In How to Read Nancy: The Elements of Comics in Three Easy Panels, Paul Karasik and Mark Newgarden carry out an extended discussion of comics through repeated analysis of the single Nancy strip by Ernie Bushmiller from August 8, 1959 (at the top of this post). They explain that “one of the least tangible yet most significant implements in the cartoonist’s toolbox is the varied use of rhythms.[…] One repetition makes a pair. But add another and the repetitions have become a series, the basic building block of all rhythm. A set of three has the smallest number of elements that can establish a pattern (as well as violate it). Three implies more to come” (134).

For this week’s sketch assignment, create your own triptych comic. As you compose your triptych, I most want you to focus on creating a story with a very clear beginning, middle, and end. Your story can be minimalist, impressionistic, comic, dark, weird or whatever you want it to be — but make sure that each panel of the triptych moves that story forward from beginning to middle to end.

You can draw your triptych, or create one using photographs, maybe along similar lines as the webcomic A Softer World, which ran weekly for about twelve years starting in Feb 2003. Emily and Joey published 1248 comics in that time, each consisting of three panels with photographs and words superimposed on them – often it seems to be a single image cropped into three panels, but sometimes it’s three photos taken as a series – and then the title of the comic appears when you hover your mouse over the comic (creating space for a sort of fourth panel or commentary). The comics tend to be quite dark.

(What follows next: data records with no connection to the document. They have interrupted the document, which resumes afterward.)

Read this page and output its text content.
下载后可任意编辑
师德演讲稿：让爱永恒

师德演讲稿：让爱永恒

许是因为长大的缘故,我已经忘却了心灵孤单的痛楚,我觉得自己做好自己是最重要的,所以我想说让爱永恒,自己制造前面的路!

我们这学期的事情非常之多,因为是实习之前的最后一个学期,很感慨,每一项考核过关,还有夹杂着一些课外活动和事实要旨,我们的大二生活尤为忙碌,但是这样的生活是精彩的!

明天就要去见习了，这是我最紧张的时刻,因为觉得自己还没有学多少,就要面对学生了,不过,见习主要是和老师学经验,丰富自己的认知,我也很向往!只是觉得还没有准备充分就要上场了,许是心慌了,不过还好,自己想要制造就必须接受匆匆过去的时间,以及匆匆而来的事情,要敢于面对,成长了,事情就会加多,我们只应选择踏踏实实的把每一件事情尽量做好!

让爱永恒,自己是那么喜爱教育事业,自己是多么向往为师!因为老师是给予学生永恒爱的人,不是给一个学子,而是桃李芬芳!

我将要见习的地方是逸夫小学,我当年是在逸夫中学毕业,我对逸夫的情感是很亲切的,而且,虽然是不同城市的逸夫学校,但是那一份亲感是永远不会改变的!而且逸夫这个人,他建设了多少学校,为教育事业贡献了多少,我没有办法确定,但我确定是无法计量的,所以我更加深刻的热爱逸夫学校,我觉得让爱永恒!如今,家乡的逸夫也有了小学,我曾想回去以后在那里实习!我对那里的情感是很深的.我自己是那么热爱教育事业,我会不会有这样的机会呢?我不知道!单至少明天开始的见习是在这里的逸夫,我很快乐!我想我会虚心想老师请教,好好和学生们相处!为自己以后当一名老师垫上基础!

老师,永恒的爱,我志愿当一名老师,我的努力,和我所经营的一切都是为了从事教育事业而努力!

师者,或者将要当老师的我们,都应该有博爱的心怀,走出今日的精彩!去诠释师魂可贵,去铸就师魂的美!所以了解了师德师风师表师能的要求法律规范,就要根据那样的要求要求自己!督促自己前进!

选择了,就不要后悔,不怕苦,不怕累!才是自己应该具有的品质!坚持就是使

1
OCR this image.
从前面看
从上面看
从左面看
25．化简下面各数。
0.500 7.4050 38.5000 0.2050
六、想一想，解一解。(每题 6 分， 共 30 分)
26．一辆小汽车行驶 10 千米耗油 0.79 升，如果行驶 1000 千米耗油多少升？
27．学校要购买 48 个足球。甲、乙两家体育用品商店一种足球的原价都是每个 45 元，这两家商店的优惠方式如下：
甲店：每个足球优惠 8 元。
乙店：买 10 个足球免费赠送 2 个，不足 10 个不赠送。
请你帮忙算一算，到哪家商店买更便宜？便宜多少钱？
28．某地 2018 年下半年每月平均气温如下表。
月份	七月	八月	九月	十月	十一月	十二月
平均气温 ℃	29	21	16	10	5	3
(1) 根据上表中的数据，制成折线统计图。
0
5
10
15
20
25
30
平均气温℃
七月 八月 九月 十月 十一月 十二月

I’m looking for compact and playful storytelling through both images and words. It’s an opportunity for you to play with irony, humor, and/or wit.

Add a paragraph reflecting on your triptych comic. What choices did you make in crafting your narrative? Describe the composition process a little bit. What was challenging about this assignment? How is crafting this sort of comic strip different or similar to other writing you’ve done this semester?